8 April 2016

The Arab of the Future: A Childhood in the Middle East

By Henry Jeffreys

The Arab of the Future was first published in France in 2014 where it became a bestseller and one of the most talked about books of recent times. The British edition is published this month. It’s a memoir in graphic form by Riad Sattouf, a half French, half Syrian cartoonist. Before the book came out, he was best known in France for his strip in Charlie Hebdo called “The Secret Life of Youth” that ran from 2004 until 2014.

The memoir begins in 1978 with the birth of Riad to a French mother called Clementine here, though that’s not her real name, and Abdul-Razak, again not his real name, a Syrian studying at the Sorbonne. It is written from the perspective of the young Riad, an impish child with long blonde hair. Everything is seen through his eyes, nothing is ever explained, though sometimes snippets from TV and radio give a wider political background. Another striking technique is the use of colour to represent countries: blue for France, yellow for Libya, red for Syria and a very short green interlude on Jersey.

It is Abdul-Razak who dominates the book. He was from a poor village near Homs in Syria and yet managed to study at the Sorbonne and receive a doctorate. This is where he meets Clementine, an almost silent figure throughout whose feelings are expressed through looks and actions more than words.  The book’s title is an ironic nod to the optimistic pan-Arabism of Nasser, Riad’s father’s hero. Abdul-Razak says at one point: ‘I would change everything in the Arab world. I’d make them stop being such bigots, get educated and join the modern world.’

As is often the way with idealists, Abdul-Razak is not a likeable man. He imagines slights and racism all around him. When he’s offered an assistant professorship place at Oxford University, he turns it down because they spelt his name wrong on the letter. Instead, without thinking of his family, he accepts a place teaching in Gaddafi’s Libya. The full madness of a country in permanent revolution is brilliantly portrayed by Sattouf. They are given a house but when they go for a walk they return to find it occupied because Gaddafi has declared all property communal. ‘Libya is the most advanced country in the world. You’ll soon figure it out’ they are told.  Food is given out by the state but for weeks on end they get nothing but bananas. Abdul-Razak is being paid handsomely for his work as an assistant professor but the family decide to leave for Syria when ‘Gaddafi announced new laws forcing people to swap jobs. Teachers would now be farmers and farmers would be teachers.’

Libya, however, seems benign compared with Syria. In Riad’s father’s house the men and women are strictly segregated. The women eat the leftovers from the men’s plates. The village is badly built, filthy and people defecate in the streets. But what really shocks is the violence. Riad’s cousins call him ‘Yahudi!’ ( Jew) and try to attack him. Everywhere there is casual cruelty towards animals and at one point they pass some gallows in Homs laden with human bodies.  The different religions, Sunni, Shia and Christian, live separate lives. Knowing what we know now about Syria it feels very prescient. Eventually at Clementine’s insistence, the family leave Syria and return to France.

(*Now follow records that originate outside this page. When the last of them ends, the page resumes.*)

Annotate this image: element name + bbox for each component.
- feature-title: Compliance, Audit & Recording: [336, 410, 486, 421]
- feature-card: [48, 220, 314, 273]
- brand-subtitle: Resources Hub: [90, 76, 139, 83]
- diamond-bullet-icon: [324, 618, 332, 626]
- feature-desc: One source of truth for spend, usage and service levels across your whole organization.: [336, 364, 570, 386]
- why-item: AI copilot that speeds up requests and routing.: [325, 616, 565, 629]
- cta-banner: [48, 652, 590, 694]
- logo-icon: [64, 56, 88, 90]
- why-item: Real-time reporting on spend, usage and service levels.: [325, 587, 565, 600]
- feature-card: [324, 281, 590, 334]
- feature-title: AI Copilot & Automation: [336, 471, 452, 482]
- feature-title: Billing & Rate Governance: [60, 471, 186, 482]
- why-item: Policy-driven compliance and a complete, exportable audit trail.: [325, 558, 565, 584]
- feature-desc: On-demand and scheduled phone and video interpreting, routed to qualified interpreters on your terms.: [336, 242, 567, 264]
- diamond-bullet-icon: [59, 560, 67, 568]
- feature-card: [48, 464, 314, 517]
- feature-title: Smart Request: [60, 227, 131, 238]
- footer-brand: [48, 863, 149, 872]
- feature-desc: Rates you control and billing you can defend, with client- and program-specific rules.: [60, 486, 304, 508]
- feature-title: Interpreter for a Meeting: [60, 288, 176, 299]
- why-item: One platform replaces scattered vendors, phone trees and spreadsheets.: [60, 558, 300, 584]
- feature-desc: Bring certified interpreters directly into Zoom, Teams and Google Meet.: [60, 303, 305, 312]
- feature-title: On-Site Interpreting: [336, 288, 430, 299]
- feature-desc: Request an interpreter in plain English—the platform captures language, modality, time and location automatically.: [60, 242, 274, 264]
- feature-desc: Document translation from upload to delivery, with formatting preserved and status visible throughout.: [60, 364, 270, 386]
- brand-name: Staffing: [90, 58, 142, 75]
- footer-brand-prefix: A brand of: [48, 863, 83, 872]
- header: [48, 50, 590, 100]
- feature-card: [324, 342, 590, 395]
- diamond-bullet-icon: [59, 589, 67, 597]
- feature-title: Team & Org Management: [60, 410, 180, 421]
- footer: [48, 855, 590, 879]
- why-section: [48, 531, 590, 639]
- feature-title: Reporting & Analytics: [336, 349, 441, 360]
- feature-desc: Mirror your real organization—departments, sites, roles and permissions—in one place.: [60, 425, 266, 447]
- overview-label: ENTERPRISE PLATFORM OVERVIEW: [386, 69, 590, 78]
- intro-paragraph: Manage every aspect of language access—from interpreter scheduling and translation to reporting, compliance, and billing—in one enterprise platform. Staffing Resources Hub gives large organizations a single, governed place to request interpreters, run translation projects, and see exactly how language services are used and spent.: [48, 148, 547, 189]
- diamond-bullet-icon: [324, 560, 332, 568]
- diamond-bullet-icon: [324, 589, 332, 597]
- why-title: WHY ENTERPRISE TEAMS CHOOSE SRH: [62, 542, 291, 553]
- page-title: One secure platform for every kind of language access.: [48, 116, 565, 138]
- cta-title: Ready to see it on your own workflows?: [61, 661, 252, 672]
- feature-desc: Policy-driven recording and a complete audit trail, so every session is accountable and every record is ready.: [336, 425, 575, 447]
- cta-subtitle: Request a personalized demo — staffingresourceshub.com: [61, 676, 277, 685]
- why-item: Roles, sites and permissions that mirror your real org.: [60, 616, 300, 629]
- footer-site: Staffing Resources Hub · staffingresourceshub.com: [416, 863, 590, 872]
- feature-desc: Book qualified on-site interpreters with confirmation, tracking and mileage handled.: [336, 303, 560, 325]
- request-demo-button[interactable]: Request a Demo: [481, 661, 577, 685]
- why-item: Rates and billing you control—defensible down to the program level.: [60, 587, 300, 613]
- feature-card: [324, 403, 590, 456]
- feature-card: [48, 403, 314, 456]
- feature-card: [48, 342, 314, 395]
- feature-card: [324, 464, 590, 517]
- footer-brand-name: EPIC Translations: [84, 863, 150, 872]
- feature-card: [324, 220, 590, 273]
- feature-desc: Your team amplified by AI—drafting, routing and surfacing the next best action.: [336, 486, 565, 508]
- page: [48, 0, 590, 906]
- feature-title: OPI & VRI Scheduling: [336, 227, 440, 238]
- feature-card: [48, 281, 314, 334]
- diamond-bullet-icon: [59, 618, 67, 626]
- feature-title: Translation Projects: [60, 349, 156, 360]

As well as being a bestseller, The Arab of the Future has generally received a rapturous critical reception though it has encountered criticism from the left for the crime of ‘orientalism’ ie pandering to a stereotyped Western view of the East. It is undoubtedly a damning portrait of the Arab world. In both Libya and Syria, there is no community. People call each other brother when they are insulting them. Riad cannot even trust his father’s family. At one point Riad notes: ‘Everyone was smiling but it was obvious that my father and my uncle hated each other.’ The shift from the optimism of the immediate postwar period is mirrored by the father. He says at one point: ‘you have to execute dangerous people before they execute you.’ Despite his claims to pan-Arabism he is at heart a Sunni chauvinist. Once in Syria, the father becomes more devout, adopts Arab dress and tried to get his son to read the Koran. He admires strongman dictators such as Saddam Hussein. He even grows a Saddam moustache because ‘all the important men have moustaches.’

The book is riven with flashes of dark humour like this. At one point Riad is given a lesson in Arabic swearing culminating in the gem, ‘fuck your father’s mother’s mother’s father.’ The comedy is frequently surreal such as when Riad, through a misunderstanding, imagines God to be the French singer Georges Brassens. The penmanship is simple and witty, oddly it reminded me of Matt in the Telegraph. Despite writing for Charlie Hebdo, Sattouf had never been an overtly political cartoonist and yet in The Arab of The Future he has said more about the problems of the Arab world than a hundred newspaper articles. The story ends in 1984 with the family about to return to Syria. The sequel is already out in France with an English edition to come in September. I can’t wait.

The Arab of the Future: A Childhood in the Middle East by Riad Sattouf trans Sam Taylor, Two Roads, is on sale for £18.99 RRP

Henry Jeffreys is an author and writer.